The Best English Rail Journeys
Celebrated each year on April 23rd, the date traditionally accepted as the day of Saint George's death in 303 AD, Saint George's Day is the ideal day to celebrate all that is quintessentially English; tea and scones, cricket, and of course, our rich cultural history - including our many delightful train journeys. From nostalgic trips through wild Yorkshire moorland to heritage routes through the pretty Worcestershire and Shropshire countryside, we truly believe that England offers some of the greatest train journeys of all time. So, as a commemorative nod to our patron saint, read on to discover more about three of the best train journeys England has to offer.
The North Yorkshire Moors Railway
The North Yorkshire Moors Railway delights its passengers with a journey reminiscent of a bygone era of rail travel. Trundling through 24 miles of vast Yorkshire countryside, the train traverses the wild moorlands between the market town of Pickering, North Yorkshire, and the coastal resort town of Whitby.
The rail journey begins at the quaint, 1930's style train station in Pickering, at the edge of the dramatic North Yorkshire Moors. From here, the train journeys towards England's scenic northeast coast on a wonderfully nostalgic journey, passing Levisham with its 1912 themed station, Newtondale Halt, and Goathland, famous as the setting of 'Aidensfield' in television's 'Heartbeat' and as the original filming location for Hogsmeade in Harry Potter.
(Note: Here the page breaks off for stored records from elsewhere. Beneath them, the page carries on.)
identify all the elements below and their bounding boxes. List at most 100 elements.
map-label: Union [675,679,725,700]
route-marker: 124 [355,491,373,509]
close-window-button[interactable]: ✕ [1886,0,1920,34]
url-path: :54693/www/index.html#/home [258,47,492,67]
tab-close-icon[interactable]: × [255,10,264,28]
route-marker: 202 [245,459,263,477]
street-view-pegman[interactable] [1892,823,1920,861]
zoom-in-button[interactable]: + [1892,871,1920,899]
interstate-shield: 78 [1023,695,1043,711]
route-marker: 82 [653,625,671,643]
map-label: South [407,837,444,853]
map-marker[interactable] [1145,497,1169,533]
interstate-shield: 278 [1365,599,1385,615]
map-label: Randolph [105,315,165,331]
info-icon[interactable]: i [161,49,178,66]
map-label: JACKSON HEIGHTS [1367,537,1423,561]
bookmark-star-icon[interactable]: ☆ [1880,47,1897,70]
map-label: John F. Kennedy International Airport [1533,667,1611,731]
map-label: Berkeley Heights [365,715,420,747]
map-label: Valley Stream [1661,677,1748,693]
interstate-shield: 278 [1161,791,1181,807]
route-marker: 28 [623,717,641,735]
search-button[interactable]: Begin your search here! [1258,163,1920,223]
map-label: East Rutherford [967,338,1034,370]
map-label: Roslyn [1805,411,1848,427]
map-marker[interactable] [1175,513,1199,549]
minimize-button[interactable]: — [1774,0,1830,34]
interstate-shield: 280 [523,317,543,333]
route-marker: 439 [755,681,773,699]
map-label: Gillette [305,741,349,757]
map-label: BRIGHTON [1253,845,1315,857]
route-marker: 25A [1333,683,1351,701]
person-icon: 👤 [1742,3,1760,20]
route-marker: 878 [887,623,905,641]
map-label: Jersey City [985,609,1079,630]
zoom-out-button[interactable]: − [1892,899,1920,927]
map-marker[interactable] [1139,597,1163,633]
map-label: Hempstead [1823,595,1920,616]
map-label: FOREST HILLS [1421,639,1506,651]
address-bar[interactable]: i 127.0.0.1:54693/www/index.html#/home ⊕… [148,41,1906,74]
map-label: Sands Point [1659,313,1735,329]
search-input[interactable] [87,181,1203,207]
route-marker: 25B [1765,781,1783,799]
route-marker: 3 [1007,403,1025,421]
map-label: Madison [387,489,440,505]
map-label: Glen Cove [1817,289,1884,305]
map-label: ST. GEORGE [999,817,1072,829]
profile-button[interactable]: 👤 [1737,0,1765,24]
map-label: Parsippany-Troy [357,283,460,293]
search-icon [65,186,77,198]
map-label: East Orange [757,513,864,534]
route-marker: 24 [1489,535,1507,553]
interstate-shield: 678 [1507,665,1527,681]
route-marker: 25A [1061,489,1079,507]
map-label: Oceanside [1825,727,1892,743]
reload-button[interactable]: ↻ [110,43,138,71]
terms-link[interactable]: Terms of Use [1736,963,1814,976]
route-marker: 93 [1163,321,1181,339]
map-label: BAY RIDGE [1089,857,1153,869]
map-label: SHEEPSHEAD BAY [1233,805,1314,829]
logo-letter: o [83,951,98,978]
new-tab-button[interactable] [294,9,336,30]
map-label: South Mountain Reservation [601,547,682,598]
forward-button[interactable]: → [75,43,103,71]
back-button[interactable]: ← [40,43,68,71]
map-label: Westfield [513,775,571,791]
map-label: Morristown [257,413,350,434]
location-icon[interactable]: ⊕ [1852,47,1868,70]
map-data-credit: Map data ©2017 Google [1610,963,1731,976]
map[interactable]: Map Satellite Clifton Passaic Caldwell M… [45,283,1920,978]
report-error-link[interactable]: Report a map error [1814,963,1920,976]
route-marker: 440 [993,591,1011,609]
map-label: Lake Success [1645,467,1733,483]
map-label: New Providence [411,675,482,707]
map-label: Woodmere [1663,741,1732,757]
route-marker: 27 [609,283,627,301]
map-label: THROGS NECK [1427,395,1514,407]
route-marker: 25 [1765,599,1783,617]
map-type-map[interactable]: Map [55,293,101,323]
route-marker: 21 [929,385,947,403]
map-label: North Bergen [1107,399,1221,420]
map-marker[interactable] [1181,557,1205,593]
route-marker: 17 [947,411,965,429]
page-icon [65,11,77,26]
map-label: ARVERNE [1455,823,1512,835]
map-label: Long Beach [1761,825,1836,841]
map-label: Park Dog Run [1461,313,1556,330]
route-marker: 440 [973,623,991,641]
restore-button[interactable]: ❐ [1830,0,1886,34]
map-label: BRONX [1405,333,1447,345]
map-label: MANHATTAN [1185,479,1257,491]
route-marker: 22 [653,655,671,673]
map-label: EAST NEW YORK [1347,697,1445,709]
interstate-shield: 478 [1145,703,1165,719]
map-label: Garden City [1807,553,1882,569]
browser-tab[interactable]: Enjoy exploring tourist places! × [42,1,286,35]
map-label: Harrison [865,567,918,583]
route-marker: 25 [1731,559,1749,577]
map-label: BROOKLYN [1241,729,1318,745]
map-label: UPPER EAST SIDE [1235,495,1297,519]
After passing the peaceful village of Grosmont, nestled in the lush Esk Valley, the train reaches its final terminus of Whitby, a vibrant coastal town with much to recommend it. Whitby is famed for its beaches, brooding clifftop abbey ruins, fish and chips, jet, and Dracula connection - illustrious Victorian author Bram Stoker was inspired to write his famous Dracula tale after he visited Whitby in the 1800's, taking inspiration from the town's gothic surroundings.
First opened in 1836 as the Whitby and Pickering Railway, the North Yorkshire Moors Railway line was originally used for the transportation of good to and from the coast. After its closure in 1965, the reopening of the line was funded by a dedicated preservation society, and it was rebranded as the North Yorkshire Moors Railway. Passengers travelling on the line today travel in carefully restored carriages hauled by heritage diesel and steam locomotives, as they are treated to sprawling views across the untamed landscapes of 'God's Own County.'
The Severn Valley Railway
Spanning 16 miles through the beautiful Severn Valley, the Severn Valley Railway traces a delightful route along the course of the winding River Severn, crossing the border between Worcestershire and Shropshire. The picturesque heritage railway, which connects the towns of Kidderminster and Bridgnorth, began operating in the 1860's and boasts more than 250,000 visitors each year, making it among the most famous and most treasured railway lines in the country today.
At the southern end of the line lies Kidderminster, a large town with a dedicated station operated by the Severn Valley Railway, which serves as the starting point for many of the railway's passengers. Opened in the 1980's, the station is designed in a late Victorian style and boasts a small railway museum which displays an array of railway related artefacts, many of which hark back to the golden days of steam rail travel.
Passing through a total of six charming English country stations, including Highley Station, where the line's Engine House and Visitor & Education Centre is based, the line runs to Bridgnorth. Bridgnorth station is an enchanting end to the scenic route; much of the station building is original, dating as far back as the 1800's - incredibly, the licensed refreshment room, 'The Railwayman's Arms', was originally opened in 1861 and has remained in operation ever since.
The Settle to Carlisle Line
A truly classic rail journey, the famous Settle to Carlisle Line travels on a breathtaking route through the rolling hills of northern England, on a 73-mile long journey between the eponymous towns of Settle and Carlisle.
From Settle, a peaceful market town in North Yorkshire, the line snakes through some of the finest vistas England has to offer on its way to the historical fortress city of Carlisle. Passengers are treated to ever-changing views as they are transported through the verdant Yorkshire Dales, across the Pennines and into the rural county of Cumbria. The line is a true testament to the dexterity of its Victorian engineers, travelling through a total of 11 stations, 14 tunnels and across an amazing 22 viaducts on an undulating route through the rocky terrain.
The Settle to Carlisle line was constructed in the late 1800's and is a part of the National Rail network. Although the line was threatened with closure in the 1980's, rail enthusiasts, local residents and railway authorities successfully fought for its survival, and today the line is more prosperous than ever, serving as a goods line and a commuter line as well as a noted tourist attraction. The line operates a regular diesel sprinter service, delighting its many daily passengers with a sensational journey along one of the most legendary and scenic railway routes in England.